UK hotels' revpar forecast to outpace inflation in 2007 | Tri Hospitality Reports
After beating forecasts in 2006, the UK hotel industry is set to see the rate of growth of revenue per available room slow, according to forecasts by business adviser TRI Hospitality Consulting, published today. But the growth is still ahead of the rate of inflation with revpar expected to rise 3.4 per cent for provincial hotels and a healthy 5.6 per cent in London during 2007.
After beating forecasts in 2006, the UK hotel industry is set to see the rate of growth of revenue per available room slow, according to forecasts by business adviser TRI Hospitality Consulting, published today.
But the growth is still ahead of the rate of inflation with revpar expected to rise 3.4 per cent for provincial hotels and a healthy 5.6 per cent in London during 2007.
The same forecasts, contained in the TRI Hospitality Consulting publication Hotels2007, show that revpar in 2008 is expected to rise by 3.0 per cent in the provinces and 4.9 per cent in London.
“Last year proved a bumper year in terms of sales at hotels and while there will be a marked slowdown in the rate of growth in the years ahead, the future still looks bright for Britain’s hoteliers,” said Jonathan Langston, managing director of TRI Hospitality Consulting.
The overall picture for the hotel industry is one of strength thanks to a generally benign economic outlook. There are some warning signs of a slowdown – such as rising interest rates and rising unemployment – but overall, there are no immediate signs of a recession looming.
The international picture is mixed, with the US exhibiting some slowdown but this is countered by a more robust Eurozone.
“The demand outlook for hotels is not entirely cloud-free but there does not appear to be a storm imminent,” said Langston.
Supply growth may cause problems for some
On the supply side, there is currently a vast amount of development activity in the pipeline. Some markets, such as Cardiff, Liverpool and Manchester, are already nearing saturation.
“So far, new-build hotels have tapped into growing demand. Going forward, the weaker, older, under-invested and unbranded hotels are likely to feel much more pressure,” said Langston.
The biggest growth is coming from the budget sector.
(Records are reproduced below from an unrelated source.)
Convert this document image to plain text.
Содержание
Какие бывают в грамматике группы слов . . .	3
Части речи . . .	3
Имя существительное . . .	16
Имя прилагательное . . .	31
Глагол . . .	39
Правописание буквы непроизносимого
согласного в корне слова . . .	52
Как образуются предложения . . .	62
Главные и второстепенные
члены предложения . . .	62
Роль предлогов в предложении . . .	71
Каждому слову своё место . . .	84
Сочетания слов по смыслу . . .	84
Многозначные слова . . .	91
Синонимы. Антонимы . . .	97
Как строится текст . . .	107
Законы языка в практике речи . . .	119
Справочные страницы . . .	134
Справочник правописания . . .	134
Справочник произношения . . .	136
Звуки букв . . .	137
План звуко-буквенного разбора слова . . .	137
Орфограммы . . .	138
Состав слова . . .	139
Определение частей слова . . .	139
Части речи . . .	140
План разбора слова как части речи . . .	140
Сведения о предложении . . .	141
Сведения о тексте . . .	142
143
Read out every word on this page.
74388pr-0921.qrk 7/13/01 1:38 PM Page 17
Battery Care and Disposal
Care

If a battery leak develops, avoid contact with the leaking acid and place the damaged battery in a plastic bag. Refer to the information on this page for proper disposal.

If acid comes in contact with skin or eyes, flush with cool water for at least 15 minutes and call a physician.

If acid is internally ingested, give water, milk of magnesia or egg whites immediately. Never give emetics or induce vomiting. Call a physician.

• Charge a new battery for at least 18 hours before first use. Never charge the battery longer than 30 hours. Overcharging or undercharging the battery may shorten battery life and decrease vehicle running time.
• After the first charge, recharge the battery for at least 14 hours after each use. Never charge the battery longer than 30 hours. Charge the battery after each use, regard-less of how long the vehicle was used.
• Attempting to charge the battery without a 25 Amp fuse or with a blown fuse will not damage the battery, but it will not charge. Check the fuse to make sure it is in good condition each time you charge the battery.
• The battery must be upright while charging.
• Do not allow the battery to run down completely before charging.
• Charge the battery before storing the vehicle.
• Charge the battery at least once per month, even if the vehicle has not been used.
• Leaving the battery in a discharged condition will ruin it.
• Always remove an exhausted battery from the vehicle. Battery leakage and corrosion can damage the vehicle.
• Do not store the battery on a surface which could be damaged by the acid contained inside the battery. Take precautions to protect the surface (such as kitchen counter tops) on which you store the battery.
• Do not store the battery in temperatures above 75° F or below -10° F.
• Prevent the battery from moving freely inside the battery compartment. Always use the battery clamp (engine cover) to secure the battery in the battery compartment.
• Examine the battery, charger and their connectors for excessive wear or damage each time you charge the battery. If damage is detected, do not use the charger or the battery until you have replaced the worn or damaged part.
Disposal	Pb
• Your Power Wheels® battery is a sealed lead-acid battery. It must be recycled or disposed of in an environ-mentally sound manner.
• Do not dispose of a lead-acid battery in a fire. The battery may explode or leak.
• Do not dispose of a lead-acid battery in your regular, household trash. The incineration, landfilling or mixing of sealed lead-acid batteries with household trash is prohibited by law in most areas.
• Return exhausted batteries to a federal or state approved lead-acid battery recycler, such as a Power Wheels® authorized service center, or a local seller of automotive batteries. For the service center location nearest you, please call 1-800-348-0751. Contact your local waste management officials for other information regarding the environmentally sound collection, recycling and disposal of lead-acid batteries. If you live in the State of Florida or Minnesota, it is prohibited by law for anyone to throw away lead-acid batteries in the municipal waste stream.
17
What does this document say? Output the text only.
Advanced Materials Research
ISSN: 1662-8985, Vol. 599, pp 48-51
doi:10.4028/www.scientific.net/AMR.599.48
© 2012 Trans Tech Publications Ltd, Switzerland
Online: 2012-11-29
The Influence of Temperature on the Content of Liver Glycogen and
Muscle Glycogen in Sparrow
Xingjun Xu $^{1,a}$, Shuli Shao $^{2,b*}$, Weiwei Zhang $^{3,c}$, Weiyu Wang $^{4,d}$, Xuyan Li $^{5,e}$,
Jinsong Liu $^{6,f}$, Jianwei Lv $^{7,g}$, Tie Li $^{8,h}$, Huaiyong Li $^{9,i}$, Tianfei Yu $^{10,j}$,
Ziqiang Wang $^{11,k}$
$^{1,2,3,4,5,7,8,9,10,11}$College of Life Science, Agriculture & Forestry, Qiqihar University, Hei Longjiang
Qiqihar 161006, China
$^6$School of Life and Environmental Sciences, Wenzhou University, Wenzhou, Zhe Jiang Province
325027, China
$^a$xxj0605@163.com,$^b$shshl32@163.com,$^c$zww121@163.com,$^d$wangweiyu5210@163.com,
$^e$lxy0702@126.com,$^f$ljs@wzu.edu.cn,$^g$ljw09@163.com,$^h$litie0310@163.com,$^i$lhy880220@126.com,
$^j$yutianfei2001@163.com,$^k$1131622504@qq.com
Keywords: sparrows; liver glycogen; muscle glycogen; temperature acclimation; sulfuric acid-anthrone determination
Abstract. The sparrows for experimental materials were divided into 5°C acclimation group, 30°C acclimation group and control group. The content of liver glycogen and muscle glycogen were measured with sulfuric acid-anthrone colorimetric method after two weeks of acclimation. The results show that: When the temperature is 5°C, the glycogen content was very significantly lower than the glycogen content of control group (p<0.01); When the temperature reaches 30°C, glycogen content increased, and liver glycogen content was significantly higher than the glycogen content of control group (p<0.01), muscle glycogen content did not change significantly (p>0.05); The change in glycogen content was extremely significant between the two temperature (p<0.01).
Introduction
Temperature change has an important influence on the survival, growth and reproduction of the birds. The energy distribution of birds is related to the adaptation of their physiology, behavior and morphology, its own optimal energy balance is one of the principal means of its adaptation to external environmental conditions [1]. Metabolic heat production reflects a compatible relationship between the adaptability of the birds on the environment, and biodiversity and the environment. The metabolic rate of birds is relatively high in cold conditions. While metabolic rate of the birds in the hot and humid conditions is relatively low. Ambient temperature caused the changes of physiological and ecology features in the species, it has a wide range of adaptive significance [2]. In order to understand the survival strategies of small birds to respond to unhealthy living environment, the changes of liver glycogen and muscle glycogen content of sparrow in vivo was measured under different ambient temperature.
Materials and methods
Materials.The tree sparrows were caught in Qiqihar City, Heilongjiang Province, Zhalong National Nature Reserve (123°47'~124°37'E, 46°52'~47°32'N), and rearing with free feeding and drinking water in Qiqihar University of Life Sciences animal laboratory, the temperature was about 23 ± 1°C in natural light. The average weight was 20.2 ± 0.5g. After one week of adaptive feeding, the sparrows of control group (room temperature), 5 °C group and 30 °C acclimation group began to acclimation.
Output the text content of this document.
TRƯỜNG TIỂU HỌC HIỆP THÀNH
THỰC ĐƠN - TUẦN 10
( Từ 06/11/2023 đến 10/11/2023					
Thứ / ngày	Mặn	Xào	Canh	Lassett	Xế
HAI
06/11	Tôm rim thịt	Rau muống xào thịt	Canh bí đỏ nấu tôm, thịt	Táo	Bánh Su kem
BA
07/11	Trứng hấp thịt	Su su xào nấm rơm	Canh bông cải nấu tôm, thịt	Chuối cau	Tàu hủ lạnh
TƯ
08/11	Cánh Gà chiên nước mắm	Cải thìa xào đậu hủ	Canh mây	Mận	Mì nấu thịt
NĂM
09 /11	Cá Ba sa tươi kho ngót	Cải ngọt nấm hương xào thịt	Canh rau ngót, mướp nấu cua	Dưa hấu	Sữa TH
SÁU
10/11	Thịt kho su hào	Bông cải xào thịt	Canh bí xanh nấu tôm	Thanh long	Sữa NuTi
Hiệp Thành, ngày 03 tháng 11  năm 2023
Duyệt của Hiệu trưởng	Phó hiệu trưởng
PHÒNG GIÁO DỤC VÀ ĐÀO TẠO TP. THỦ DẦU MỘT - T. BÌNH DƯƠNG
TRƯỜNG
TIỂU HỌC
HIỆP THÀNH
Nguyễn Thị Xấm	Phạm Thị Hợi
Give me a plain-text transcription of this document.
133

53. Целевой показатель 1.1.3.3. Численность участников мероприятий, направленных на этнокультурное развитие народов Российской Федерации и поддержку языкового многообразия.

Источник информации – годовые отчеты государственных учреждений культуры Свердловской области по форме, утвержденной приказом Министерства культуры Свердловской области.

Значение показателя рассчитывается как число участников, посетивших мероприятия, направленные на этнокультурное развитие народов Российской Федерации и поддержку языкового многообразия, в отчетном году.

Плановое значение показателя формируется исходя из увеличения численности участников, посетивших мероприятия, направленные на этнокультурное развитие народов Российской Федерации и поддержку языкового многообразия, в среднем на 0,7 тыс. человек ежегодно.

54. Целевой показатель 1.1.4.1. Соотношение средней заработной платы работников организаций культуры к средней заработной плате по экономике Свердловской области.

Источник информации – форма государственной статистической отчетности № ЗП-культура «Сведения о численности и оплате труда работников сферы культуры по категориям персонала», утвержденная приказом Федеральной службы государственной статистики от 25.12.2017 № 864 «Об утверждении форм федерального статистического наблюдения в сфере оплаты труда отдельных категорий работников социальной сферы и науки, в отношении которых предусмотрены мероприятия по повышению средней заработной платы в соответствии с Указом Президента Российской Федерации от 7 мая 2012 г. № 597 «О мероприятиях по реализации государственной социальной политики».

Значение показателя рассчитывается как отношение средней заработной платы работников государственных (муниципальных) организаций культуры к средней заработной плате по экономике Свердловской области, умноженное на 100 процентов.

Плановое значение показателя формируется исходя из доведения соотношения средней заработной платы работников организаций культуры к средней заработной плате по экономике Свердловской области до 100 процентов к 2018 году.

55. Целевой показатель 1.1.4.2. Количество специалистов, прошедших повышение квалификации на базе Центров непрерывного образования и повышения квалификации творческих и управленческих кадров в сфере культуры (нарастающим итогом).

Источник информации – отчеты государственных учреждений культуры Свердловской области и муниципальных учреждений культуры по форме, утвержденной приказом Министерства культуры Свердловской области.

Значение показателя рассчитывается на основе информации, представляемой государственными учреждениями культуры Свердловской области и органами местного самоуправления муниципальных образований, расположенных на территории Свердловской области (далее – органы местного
The two biggest players, Premier Travel Inn and Travelodge, have between them announced plans to add over 23,000 rooms or more than 300 hotels by 2010.
“The key issue is the extent to which these budget hotels succeed in taking customers away from the mid-market and upper mid-market hotels,” said Langston.
The TRI forecast for the total UK hotel industry is for a 4.4 per cent rise in revpar in 2007 to £56.26 and a 3.9 per cent rise in revpar in 2008 to £58.46.
The sample of accommodation providers in Hotels2007 achieved a revpar of £53.87 based on occupancy of 72.6 per cent and an average room rate of £74.20.
“Last year will no doubt go down as a golden year for hoteliers in the UK after three years of consistently strong rises,” said Langston.